The New Digital Status Symbol
If you want to know how much you matter in 2026, don't check your Google search results. Check your weight.
That is the premise behind In the Weights, a new project from former OpenAI engineers Thomas Dimson and Joey Flynn. The site doesn't crawl the web for your LinkedIn profile or your latest byline. Instead, it queries a suite of large language models—including GPT-4o, Claude 3.5, Gemini, and Grok—to see if you exist within their internal parameters. If the models can recall who you are without reaching for a live search tool, you are officially "in the weights."
It is a digital vanity search for the post-Google era, and it is already turning into a high-stakes game of social comparison.
How the Scoring Works
The mechanics are deceptively simple. When you enter a name, the site prompts a variety of LLMs with a request: "Who is [Name]? Give up to 10 results, each with a short description and confidence." The system then clusters these responses and assigns a "strength score" based on how consistently and accurately the models identify the subject.
For the average user, the results can be jarring. A score of 641 might place you in the top 6 percent of names, but a quick search for a colleague might reveal they are sitting comfortably in the 900s. The leaderboard is currently dominated by cultural titans like Macaulay Culkin and Luciano Pavarotti, who hover near the 988 mark.
But the real value isn't just the score; it is the exposure of model bias. The platform highlights which models hallucinate, which ones are confused by ambiguous names, and which ones simply have no idea who you are. It is a raw look at the "knowledge" contained within the black boxes of modern AI.
Why the Old Vanity Search is Dying
Dimson and Flynn, who joined OpenAI following the acquisition of their startup Global Illumination, built the tool to capture a shift in how information is consumed. As traffic moves away from traditional search engines and toward LLM-based interfaces, the "canonical" source of truth is no longer a blue link. It is the model's training data.
"Google vanity searches are the wrong objective in 2026 as more traffic moves to LLMs," Dimson told TechCrunch. "So many lives are encoded somehow in a bunch of floating point numbers inside the AI brain."
Critics, such as AI researcher Anthony Moser, have pointed out that the tool is essentially just a wrapper for asking 13 chatbots the same question.
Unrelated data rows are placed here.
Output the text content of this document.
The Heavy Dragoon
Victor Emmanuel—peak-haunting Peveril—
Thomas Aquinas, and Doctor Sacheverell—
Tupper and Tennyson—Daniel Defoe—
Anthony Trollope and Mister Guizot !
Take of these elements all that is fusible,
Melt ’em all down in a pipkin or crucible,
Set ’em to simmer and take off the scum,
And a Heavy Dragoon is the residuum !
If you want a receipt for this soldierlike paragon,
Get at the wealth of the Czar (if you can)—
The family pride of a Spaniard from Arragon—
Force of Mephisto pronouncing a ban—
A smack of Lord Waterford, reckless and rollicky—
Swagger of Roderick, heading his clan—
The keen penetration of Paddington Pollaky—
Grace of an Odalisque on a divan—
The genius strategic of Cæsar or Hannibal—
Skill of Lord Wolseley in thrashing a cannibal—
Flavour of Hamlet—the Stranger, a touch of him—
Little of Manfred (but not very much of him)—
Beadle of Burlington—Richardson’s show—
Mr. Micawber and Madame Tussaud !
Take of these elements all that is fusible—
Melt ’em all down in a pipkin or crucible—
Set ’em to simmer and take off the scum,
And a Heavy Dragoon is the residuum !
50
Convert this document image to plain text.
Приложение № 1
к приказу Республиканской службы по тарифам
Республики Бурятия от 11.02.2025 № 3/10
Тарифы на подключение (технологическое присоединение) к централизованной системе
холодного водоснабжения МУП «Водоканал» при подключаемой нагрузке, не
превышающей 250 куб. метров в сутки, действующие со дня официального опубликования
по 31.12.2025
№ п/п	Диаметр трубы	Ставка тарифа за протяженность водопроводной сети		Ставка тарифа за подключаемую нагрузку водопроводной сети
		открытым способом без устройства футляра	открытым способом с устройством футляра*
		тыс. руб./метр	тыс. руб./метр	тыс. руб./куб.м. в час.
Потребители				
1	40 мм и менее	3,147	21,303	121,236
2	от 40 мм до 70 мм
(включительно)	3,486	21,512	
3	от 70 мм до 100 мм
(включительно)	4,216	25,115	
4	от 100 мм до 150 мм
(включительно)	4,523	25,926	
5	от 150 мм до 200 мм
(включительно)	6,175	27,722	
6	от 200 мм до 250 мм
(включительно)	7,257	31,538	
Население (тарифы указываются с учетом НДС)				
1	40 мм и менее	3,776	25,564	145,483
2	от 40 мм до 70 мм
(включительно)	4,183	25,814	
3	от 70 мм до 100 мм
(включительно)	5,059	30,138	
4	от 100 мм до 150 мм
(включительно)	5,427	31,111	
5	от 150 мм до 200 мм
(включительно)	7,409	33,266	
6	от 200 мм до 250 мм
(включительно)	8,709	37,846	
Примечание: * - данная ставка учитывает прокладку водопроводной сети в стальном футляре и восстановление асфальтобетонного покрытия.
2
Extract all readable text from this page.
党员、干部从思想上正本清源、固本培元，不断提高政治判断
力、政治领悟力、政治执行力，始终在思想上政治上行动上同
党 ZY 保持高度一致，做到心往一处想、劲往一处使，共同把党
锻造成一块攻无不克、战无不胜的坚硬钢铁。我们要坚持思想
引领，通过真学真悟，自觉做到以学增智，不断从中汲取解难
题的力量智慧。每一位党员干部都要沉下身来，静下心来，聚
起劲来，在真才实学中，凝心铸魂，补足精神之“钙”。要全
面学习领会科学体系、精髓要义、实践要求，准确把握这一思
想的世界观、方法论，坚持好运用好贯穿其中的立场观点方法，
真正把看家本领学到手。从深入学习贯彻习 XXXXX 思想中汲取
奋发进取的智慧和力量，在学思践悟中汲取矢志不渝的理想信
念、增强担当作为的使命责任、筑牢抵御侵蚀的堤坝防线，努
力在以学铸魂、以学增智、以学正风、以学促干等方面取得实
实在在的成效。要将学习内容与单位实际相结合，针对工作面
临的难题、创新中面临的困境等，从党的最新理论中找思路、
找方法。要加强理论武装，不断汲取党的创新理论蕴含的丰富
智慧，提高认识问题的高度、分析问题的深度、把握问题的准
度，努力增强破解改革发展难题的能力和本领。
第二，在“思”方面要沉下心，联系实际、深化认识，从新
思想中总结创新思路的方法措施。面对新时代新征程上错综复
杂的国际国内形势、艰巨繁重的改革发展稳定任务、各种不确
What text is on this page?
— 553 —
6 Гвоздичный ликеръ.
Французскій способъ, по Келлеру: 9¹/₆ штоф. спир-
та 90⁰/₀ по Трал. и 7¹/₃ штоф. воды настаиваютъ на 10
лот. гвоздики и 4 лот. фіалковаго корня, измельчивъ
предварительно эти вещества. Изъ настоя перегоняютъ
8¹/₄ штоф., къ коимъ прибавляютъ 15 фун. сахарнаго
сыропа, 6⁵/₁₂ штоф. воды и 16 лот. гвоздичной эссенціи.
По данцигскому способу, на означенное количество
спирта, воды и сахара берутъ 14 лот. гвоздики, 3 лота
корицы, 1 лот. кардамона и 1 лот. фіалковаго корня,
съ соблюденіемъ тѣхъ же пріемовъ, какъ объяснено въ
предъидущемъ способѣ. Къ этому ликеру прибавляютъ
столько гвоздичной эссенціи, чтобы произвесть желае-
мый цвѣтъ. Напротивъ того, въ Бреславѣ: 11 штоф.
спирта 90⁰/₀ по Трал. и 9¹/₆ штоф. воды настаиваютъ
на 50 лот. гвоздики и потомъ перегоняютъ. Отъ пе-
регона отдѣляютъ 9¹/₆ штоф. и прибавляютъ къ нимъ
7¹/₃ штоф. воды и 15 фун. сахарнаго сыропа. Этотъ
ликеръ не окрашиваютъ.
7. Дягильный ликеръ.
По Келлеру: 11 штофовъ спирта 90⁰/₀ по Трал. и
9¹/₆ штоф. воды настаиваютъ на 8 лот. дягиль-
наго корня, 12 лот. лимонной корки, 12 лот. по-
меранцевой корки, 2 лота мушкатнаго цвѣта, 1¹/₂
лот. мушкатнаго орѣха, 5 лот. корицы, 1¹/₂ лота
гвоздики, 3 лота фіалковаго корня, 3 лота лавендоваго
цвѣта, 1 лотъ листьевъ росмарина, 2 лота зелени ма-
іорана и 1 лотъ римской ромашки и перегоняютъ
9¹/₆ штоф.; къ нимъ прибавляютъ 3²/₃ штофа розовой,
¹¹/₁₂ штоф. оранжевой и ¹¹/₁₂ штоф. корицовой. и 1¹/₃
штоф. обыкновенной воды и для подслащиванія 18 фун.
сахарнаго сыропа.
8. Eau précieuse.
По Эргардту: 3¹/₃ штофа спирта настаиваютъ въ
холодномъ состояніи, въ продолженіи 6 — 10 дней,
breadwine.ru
Yet, the project has struck a nerve. It taps into a primal human desire to see if we have been "remembered" by the machines that are increasingly shaping our reality.
What This Means for Your Digital Footprint
For the average person, being "in the weights" is becoming a proxy for relevance. If you aren't in the model, you are effectively invisible to the next generation of AI-powered assistants.
Dimson plans to expand the project to analyze why certain models favor specific demographics and to identify individuals who are culturally significant enough to warrant a Wikipedia article but remain absent from the training sets of major models.
Key Takeaways
- Beyond Google: The project highlights that LLM training data is becoming the new canonical source of truth for public figures and professionals.
- Statistical Reality: Your "strength score" is a measure of how deeply your digital footprint has permeated the training sets of major AI models, not your actual popularity.
- Model Bias: The platform exposes significant discrepancies between models, showing that "knowledge" is not uniform across different AI architectures.
The Next Frontier of Relevance
For now, In the Weights is a curiosity—a Nintendo-inspired, retro-styled experiment that turns existential dread into a leaderboard. But as these models become the primary interface for information, the question of who gets encoded into the "AI brain" will move from a fun party trick to a serious concern for public figures, journalists, and anyone concerned with their digital legacy.
Watch for the next update from the team, which promises to dive deeper into the specific biases of individual models. By then, the question won't be whether you are in the weights, but how much the models actually know about you.